オペラで「不思議の国のアリス」をやろうというのも困難である。アリスの体が大きくなったり小さくなったりを表現するのは舞台では難しいし(今回は写真を投影することで処理していた)、人間でないものが多く登場するので色物になりやすい。また、意味のわからないセリフが沢山出てくるため、観ている方の混乱を誘う可能性がある。

原作とは違い、青虫を百合の花(百合の花の演じるのは平尾悠。アリスの姉との二役である)に変えたり、容疑者として登場して一言しか発しないジャック(演じるのは古屋彰久)をアリスを誘う色男に変えたりして、物語を進めやすくしている。青虫が出てきたら本当に色物になってしまう。
帽子屋(増田貴寛)の歌は、「キラキラ星」のメロディーを意図的に崩して音痴に聞こえるようにしたもので、これは帽子屋の主題にもなっている。
鳥は複数のキャストが演じるのだが、団扇を両手に持って羽ばたくことで処理し、クロッケー大会の時には、原作にあるフラミンゴではなく掃除用具などを手にすることで過度にはみ出さないよう注意が払われている。

岩田達宗は、歌劇「ラ・ボエーム」や新作オペラ「夜叉ヶ池」で歌舞伎の手法を用いており、「意図してやっているのかどうか」を以前、岩田さんに聞いたことがあるのだが、どうも岩田さんが奥さんの影響で無意識にやっているようである。今回の「不思議の国のアリス」でも涙で起こった洪水を幕で表すという、歌舞伎でよく用いられる手法が取り込まれていた。

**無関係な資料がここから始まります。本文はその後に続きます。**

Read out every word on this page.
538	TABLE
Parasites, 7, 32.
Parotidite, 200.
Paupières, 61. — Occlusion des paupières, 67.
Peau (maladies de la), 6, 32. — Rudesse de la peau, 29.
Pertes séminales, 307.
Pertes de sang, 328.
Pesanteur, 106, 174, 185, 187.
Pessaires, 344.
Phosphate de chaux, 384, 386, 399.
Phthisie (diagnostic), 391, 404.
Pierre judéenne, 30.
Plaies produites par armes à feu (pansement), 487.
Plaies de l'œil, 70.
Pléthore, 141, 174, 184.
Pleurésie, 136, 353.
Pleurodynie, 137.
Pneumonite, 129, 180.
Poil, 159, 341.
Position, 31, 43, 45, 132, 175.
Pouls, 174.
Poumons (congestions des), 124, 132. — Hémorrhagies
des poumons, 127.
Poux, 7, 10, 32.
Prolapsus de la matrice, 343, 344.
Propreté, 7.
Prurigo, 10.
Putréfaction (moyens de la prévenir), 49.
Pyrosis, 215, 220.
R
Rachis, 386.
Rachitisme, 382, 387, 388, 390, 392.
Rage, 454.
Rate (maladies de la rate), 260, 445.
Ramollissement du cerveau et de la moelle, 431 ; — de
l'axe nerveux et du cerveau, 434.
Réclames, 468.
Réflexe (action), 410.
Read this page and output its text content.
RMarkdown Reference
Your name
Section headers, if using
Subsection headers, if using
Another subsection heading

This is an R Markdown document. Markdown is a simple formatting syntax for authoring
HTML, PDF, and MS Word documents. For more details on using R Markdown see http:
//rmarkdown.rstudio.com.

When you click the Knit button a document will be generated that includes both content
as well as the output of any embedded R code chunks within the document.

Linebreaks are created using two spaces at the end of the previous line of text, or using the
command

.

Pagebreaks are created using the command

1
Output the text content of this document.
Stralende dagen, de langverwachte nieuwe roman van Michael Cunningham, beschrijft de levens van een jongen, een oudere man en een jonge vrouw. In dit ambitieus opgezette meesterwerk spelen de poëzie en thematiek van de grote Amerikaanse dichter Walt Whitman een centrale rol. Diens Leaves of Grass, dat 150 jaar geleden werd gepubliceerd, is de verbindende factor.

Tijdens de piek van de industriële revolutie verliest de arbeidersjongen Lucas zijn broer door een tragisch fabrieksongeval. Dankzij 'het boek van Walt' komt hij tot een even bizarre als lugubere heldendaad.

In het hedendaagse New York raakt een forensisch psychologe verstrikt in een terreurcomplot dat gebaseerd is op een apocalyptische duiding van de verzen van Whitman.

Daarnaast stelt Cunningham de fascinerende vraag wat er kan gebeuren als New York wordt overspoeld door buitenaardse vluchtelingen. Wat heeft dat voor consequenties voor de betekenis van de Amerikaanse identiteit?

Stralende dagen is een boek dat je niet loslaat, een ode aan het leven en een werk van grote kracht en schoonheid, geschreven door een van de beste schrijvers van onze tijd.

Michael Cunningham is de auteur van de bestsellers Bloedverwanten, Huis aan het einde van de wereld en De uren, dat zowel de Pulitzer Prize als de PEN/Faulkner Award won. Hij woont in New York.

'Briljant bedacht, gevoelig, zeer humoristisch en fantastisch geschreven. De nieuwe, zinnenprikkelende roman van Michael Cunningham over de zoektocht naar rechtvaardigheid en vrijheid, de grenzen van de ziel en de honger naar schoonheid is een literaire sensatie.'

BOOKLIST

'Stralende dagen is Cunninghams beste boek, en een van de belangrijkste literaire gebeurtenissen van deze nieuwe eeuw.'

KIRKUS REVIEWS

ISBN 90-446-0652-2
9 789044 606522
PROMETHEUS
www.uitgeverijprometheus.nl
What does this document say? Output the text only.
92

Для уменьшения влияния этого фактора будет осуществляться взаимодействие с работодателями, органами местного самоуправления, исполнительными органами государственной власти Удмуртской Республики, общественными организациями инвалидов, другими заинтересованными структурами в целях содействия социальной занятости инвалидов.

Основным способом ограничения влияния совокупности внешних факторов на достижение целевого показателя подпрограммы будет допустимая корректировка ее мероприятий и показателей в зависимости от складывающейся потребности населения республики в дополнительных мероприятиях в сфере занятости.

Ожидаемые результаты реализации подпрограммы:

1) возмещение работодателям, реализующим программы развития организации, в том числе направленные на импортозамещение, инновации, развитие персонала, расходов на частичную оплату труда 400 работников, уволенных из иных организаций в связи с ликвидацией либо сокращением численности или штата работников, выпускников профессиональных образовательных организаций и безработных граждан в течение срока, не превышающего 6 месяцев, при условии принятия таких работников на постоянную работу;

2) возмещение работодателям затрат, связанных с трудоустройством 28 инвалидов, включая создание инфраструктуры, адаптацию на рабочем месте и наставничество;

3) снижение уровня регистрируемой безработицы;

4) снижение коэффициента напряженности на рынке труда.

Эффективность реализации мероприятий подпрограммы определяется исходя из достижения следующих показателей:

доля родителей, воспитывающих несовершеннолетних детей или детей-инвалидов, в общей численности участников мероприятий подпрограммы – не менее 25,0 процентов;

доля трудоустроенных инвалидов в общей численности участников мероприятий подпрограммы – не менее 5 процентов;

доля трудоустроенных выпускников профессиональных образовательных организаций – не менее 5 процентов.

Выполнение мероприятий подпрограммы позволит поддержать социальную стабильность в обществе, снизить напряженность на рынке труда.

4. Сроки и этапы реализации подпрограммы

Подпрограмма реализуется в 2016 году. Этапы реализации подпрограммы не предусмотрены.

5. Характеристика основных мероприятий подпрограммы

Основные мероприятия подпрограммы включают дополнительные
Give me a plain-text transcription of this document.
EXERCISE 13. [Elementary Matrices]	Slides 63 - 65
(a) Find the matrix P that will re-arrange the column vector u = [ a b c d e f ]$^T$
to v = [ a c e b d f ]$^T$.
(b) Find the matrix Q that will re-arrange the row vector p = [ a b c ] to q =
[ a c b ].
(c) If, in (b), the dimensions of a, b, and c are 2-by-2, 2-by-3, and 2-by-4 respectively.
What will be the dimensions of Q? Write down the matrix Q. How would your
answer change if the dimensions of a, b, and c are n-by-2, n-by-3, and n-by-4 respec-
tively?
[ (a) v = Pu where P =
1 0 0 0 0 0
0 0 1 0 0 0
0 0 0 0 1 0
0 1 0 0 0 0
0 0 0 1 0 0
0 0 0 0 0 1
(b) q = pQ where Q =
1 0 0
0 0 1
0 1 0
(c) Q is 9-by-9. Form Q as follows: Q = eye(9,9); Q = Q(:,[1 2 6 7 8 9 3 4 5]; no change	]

言葉遊びの場面は、原作を舞台に置き換えるのは難しいため、公爵夫人の茶会で「歌遊び」をするという設定で、公爵夫人が自身の「公」という頭文字に掛けて「コートダジュールに住みたい」と歌い、ジャックが「ジャマイカに住みたい」と歌い、アリスが「アイルランドに住みたい」と歌った後で、帽子屋が「ボートに住みたい」と歌って大滑りするという愉快なシーンになっている。帽子屋はこのオペラでは道化的存在として扱われているようだ。


日本人が日本語のオペラを上演する場合にネックとなるのはやはり演技力である。外国語で歌ったり演技をしている場合は、こちらが外国語に詳しくないということもあり、演技のレベルはわからない。ただ、日本語による歌唱や演技は当然ながらよくわかるのである。そもそも日本語オペラの場合は歴史が浅いため、指針がまだ定まっていないということもある。
日本の一流の舞台俳優と比べるのは酷だろうが、「酷」と思ってしまうのが現状でもある。